Yes Nigel. I do take credit cards, just
slip it in the coffee tin.
I'll now move on to the big problem
we have today. The PM is resting upstairs as he's had another
of his turns on account of these top-up fees. As you know the
subject was in our Election Manifesto and some bright spark has
decided to give notice that he will sue our PM for breach of
promise and breach of contract if he goes ahead and introduces
them.
He tells me that when he voted for our
party he did so on the full understanding that we would stick
to what we said in our Manifesto.
Frankly I don't understand as we only
wrote that stuff to get elected. If we'd said we were going to
arrange for increased mortgage payments; increasing inflation;
redundancies; less doctors and higher taxes; would we have got
ourselves elected? Fat chance of that. So we told everyone what
we thought they'd like to hear. Everyone surely knew that!
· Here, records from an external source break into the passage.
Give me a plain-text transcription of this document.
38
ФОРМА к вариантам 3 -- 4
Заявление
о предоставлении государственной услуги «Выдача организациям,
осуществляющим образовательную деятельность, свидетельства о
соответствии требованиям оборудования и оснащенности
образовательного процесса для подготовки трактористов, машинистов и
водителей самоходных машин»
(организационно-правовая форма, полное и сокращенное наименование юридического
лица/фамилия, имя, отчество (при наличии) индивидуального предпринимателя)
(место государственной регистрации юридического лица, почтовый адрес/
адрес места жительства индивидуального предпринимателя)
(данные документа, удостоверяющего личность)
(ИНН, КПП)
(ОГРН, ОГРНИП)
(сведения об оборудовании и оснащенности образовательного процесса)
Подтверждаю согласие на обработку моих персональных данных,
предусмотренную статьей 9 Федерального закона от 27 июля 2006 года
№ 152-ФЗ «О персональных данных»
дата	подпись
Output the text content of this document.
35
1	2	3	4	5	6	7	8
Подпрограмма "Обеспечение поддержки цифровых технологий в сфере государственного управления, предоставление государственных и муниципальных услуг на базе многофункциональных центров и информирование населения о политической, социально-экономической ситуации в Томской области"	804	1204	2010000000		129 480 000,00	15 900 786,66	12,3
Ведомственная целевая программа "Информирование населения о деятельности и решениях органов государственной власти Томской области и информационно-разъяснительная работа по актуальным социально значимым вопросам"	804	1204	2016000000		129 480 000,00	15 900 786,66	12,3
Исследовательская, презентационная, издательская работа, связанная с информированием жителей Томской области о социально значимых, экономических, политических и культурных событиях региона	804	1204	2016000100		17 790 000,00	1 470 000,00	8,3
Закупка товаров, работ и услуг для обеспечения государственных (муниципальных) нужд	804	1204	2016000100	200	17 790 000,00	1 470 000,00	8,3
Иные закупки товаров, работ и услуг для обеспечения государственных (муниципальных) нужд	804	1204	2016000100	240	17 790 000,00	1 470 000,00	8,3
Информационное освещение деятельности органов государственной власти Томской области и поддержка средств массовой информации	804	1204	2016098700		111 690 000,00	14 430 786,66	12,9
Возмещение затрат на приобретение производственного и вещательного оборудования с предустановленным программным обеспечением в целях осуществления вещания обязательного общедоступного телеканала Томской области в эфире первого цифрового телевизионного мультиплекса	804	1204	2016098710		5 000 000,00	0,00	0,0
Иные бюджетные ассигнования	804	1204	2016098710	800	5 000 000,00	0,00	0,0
Anyway lads and lasses I'd like some
suggestions for sorting this out.
What's that Nigel?
Vote against top up fees.
Look Nigel you're skating on thin ice
already. If you want to keep your job you'd better change your
tune. That goes for the rest of you lot as well. If not the PM
will have a shuffle and I don't mean a quickstep I mean redundancies.
Is that understood.
What's that Nigel?
Where's the coffee? There's been a slight
problem in that area today. Teething trouble. The new department,
being civil service, are still on holiday so there's no coffee
and biscuits today.
Look I know I've already passed the
tin round but someone has to pay the wages of my new department.
Watch my lips
. Redundancies.
A spot of news for you by the way. The
PM had a chat with his friend in the States last night. You know
this British Mars experiment. It's called Beagle 2 I think. Well
the US Mars Orbiter has a powerful telescope on board and they
managed to home it in on Beagle 2. They spotted a little TV screen
and it had some writing on it. They managed to carry out some
fancy enhancements like you see on those FBI films on TV and
they read the writing on the screen.
What was it Deputy PM?
Hold your horses Nigel. Let me finish.
It said, "Windows has met an unexpected
problem, press any key to continue and contact your software
vendor".
The PM suggested I ask for a volunteer
to press the key. Nigel how are you fixed for next Saturday morning?